For AD, effects are dangerous when they make the backward pass inconsistent with the forward pass.

For example, random sampling requires a clear policy:

same random value in backward
new random value in backward
reparameterized differentiable sample
score-function estimator
nondifferentiable boundary

A graph IR should record effect dependencies explicitly. Otherwise the optimizer may reorder operations incorrectly.

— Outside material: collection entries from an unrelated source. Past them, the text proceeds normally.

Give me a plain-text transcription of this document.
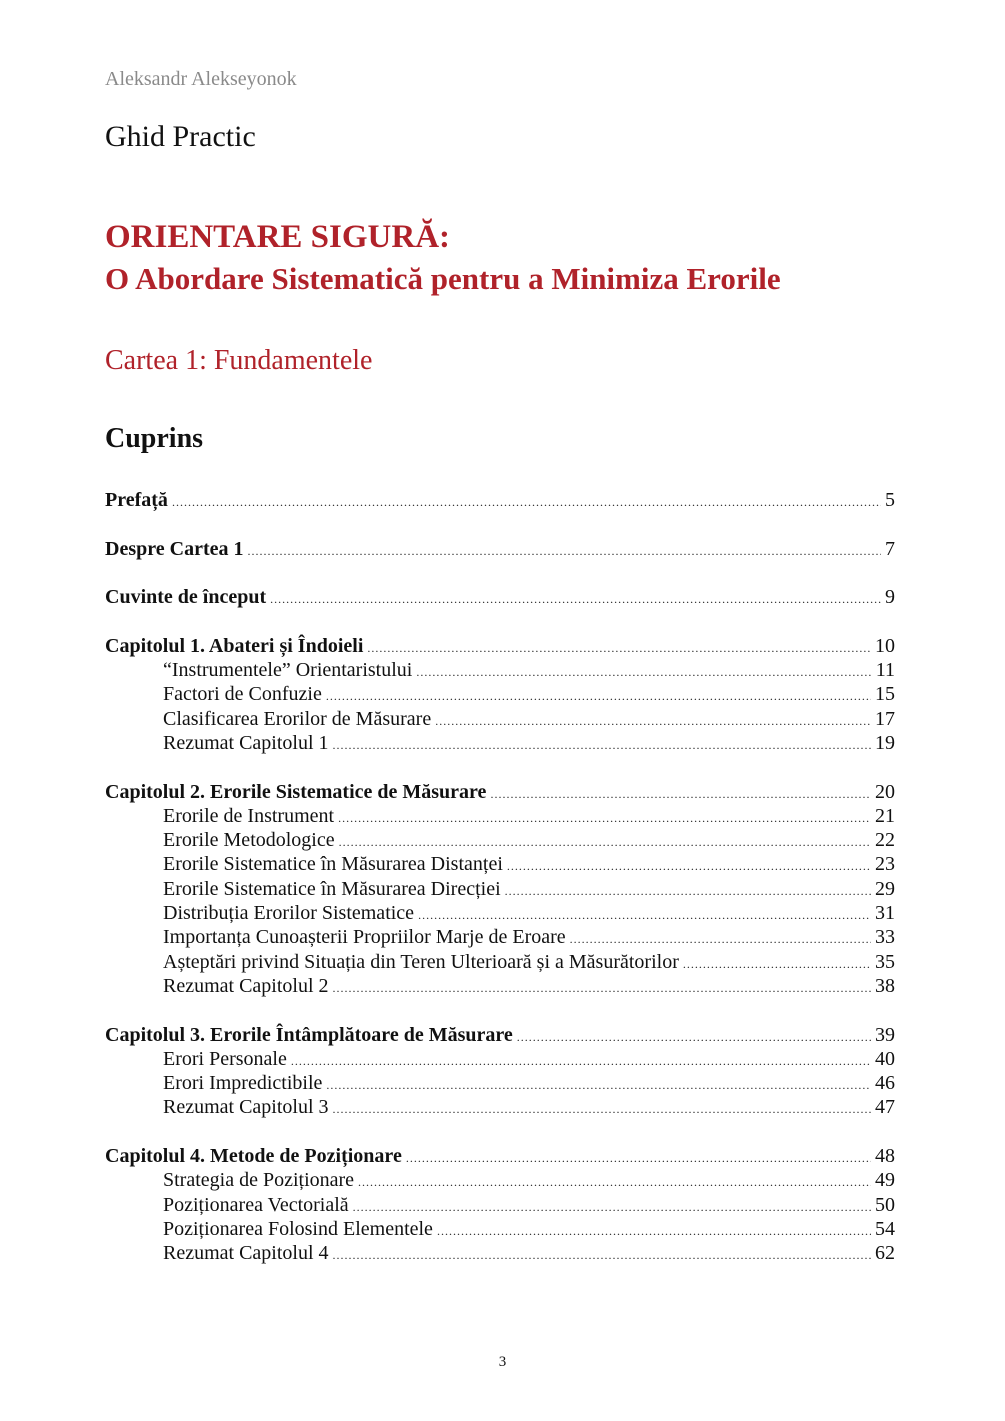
Aleksandr Alekseyonok
Ghid Practic
ORIENTARE SIGURĂ:
O Abordare Sistematică pentru a Minimiza Erorile
Cartea 1: Fundamentele
Cuprins
Prefață .....	5
Despre Cartea 1 .....	7
Cuvinte de început .....	9
Capitolul 1. Abateri și Îndoieli .....	10
“Instrumentele” Orientaristului .....	11
Factori de Confuzie .....	15
Clasificarea Erorilor de Măsurare .....	17
Rezumat Capitolul 1 .....	19
Capitolul 2. Erorile Sistematice de Măsurare .....	20
Erorile de Instrument .....	21
Erorile Metodologice .....	22
Erorile Sistematice în Măsurarea Distanței .....	23
Erorile Sistematice în Măsurarea Direcției .....	29
Distribuția Erorilor Sistematice .....	31
Importanța Cunoașterii Propriilor Marje de Eroare .....	33
Așteptări privind Situația din Teren Ulterioară și a Măsurătorilor .....	35
Rezumat Capitolul 2 .....	38
Capitolul 3. Erorile Întâmplătoare de Măsurare .....	39
Erori Personale .....	40
Erori Impredictibile .....	46
Rezumat Capitolul 3 .....	47
Capitolul 4. Metode de Poziționare .....	48
Strategia de Poziționare .....	49
Poziționarea Vectorială .....	50
Poziționarea Folosind Elementele .....	54
Rezumat Capitolul 4 .....	62
3
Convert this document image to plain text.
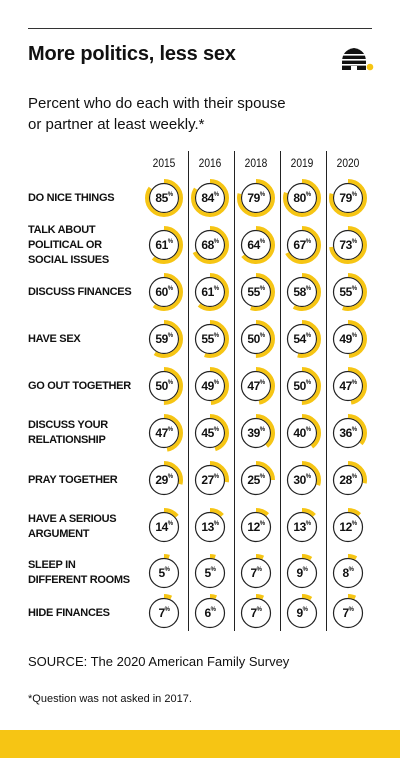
More politics, less sex
Percent who do each with their spouse or partner at least weekly.*
2015	2016	2018	2019	2020
DO NICE THINGS	85%	84%	79%	80%	79%
TALK ABOUT
POLITICAL OR
SOCIAL ISSUES
61%	68%	64%	67%	73%
DISCUSS FINANCES	60%	61%	55%	58%	55%
HAVE SEX	59%	55%	50%	54%	49%
GO OUT TOGETHER	50%	49%	47%	50%	47%
DISCUSS YOUR
RELATIONSHIP	47%	45%	39%	40%	36%
PRAY TOGETHER	29%	27%	25%	30%	28%
HAVE A SERIOUS
ARGUMENT	14%	13%	12%	13%	12%
SLEEP IN
DIFFERENT ROOMS	5%	5%	7%	9%	8%
HIDE FINANCES	7%	6%	7%	9%	7%
SOURCE: The 2020 American Family Survey
*Question was not asked in 2017.
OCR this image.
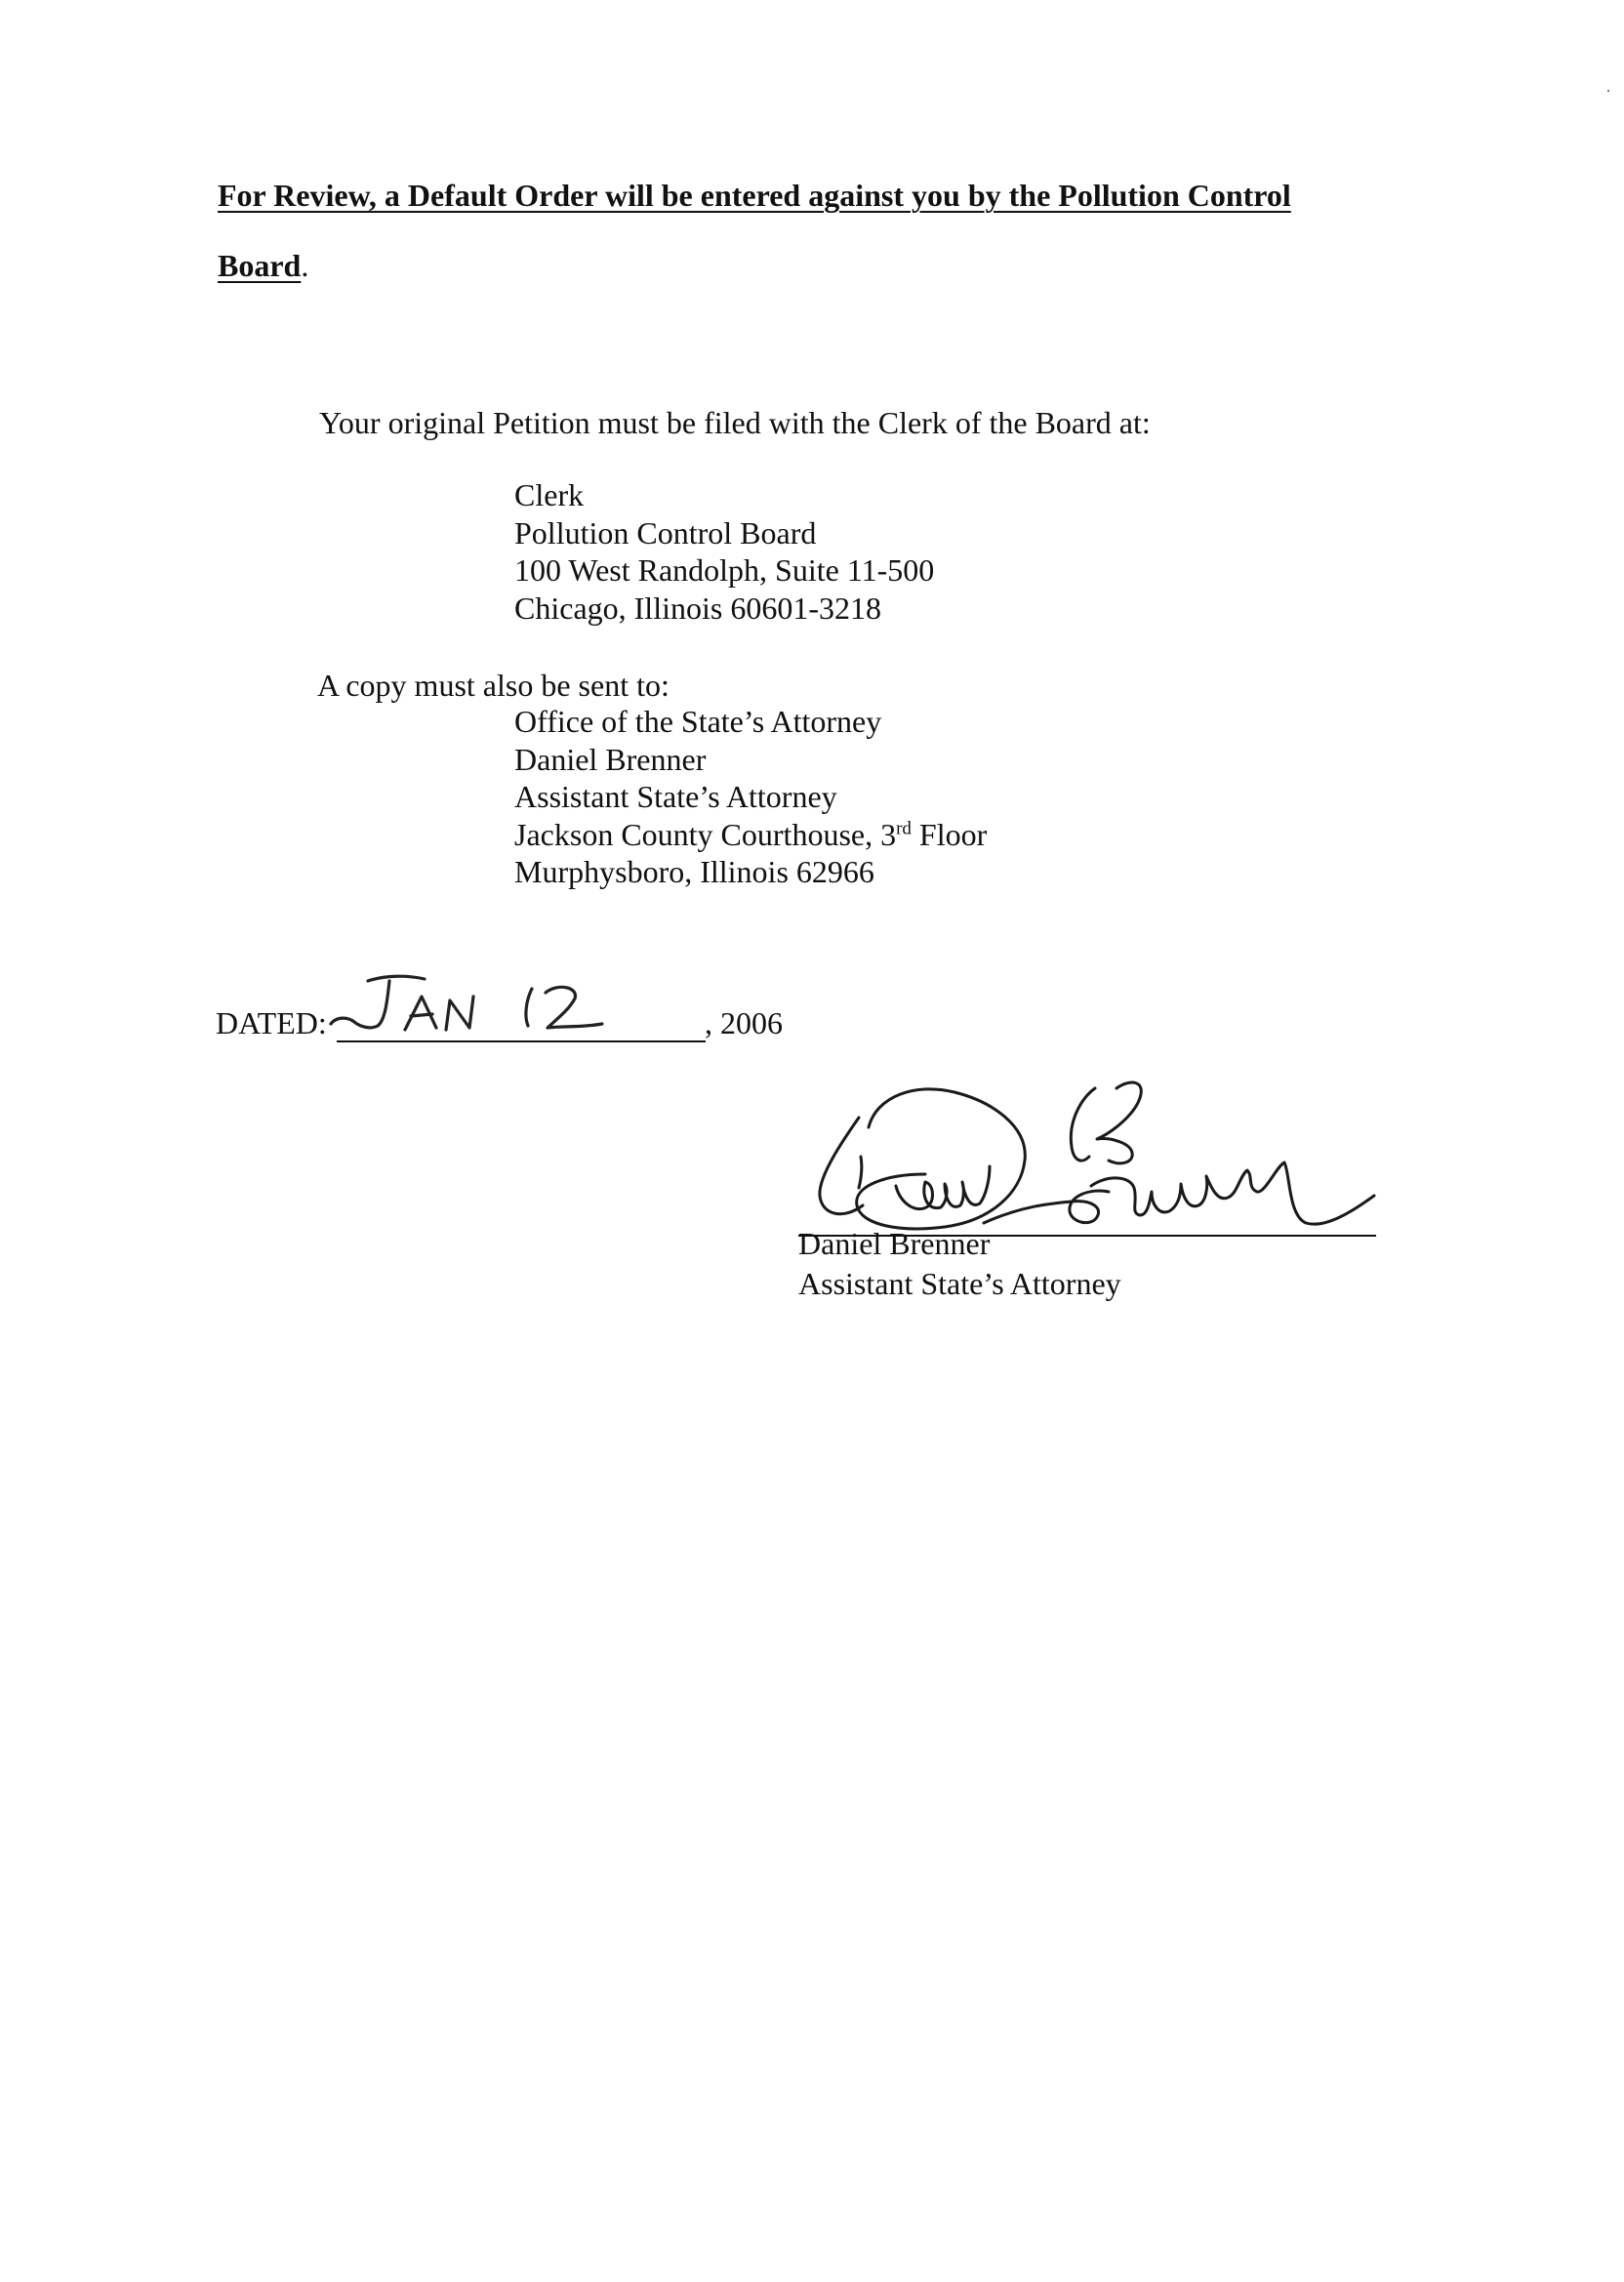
For Review, a Default Order will be entered against you by the Pollution Control
Board.
Your original Petition must be filed with the Clerk of the Board at:
Clerk
Pollution Control Board
100 West Randolph, Suite 11-500
Chicago, Illinois 60601-3218
A copy must also be sent to:
Office of the State’s Attorney
Daniel Brenner
Assistant State’s Attorney
Jackson County Courthouse, 3rd Floor
Murphysboro, Illinois 62966
DATED:	, 2006
JAN 12
Daniel Brenner
Assistant State’s Attorney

For distributed graphs, communication nodes such as all_reduce, send, and recv also need derivative rules. The adjoint of communication is another communication pattern, often in the opposite direction or with reduction.

Primitive Boundaries

Graph IRs usually treat complex operations as primitives.

A softmax node may remain high-level:

p = softmax(x)

or it may lower to:

m = reduce_max(x)
e = exp(x - m)
s = reduce_sum(e)
p = e / s

Keeping it high-level allows a stable and efficient derivative rule. Lowering it exposes more operations to generic optimization.

The choice matters.

High-level primitives preserve mathematical intent. Low-level primitives expose implementation details. A good compiler keeps high-level structure long enough to differentiate well, then lowers when code generation needs details.

Graph IR in Deep Learning

Deep learning frameworks made graph IRs widely visible.

A model is represented as a graph of tensor operations. The loss is a scalar output. Reverse-mode AD constructs a backward graph that computes gradients of parameters.

For a training step, the graph may include:

forward model
loss computation
backward gradient graph
optimizer update

In static graph systems, this full training graph may be compiled. In dynamic systems, the forward graph is recorded for each step and then replayed backward.

Modern systems often blend both approaches. They execute eagerly for usability, then capture graphs for optimization.

Graph IR in Scientific Computing

Scientific computing uses graph IRs when computations are staged, optimized, or distributed.

Examples include:

finite element assembly
PDE solvers
linear algebra pipelines
differentiable rendering
inverse problems
probabilistic programs

In these settings, graph nodes may be larger than tensor kernels. A node might represent a sparse solve, a mesh operation, or a simulation step.

The AD rule for such a node may use implicit differentiation instead of differentiating all internal operations. This can be far more efficient and numerically stable.

Design Criteria

A graph IR for AD should answer these questions:

What are the primitive operations?
What values are differentiable?
How are types and shapes represented?
How is control flow represented?
How are effects represented?
How are saved values represented?
How are adjoints accumulated?
How are custom derivative rules attached?
How does the graph lower to executable code?

A graph that cannot answer these questions precisely may be useful for simple models but fragile for general AD.

Summary

Graph IRs represent programs by their dependency structure. This makes them a natural substrate for automatic differentiation.

Forward mode adds tangent edges and JVP nodes. Reverse mode adds adjoint edges, VJP nodes, and accumulation nodes. Static graphs enable ahead-of-time optimization. Dynamic graphs support ordinary runtime control flow.

The main challenge is not drawing the graph. The challenge is giving the graph precise semantics for control flow, shape, effects, saved values, memory, and lowering. A graph IR is effective for AD only when those semantics are explicit.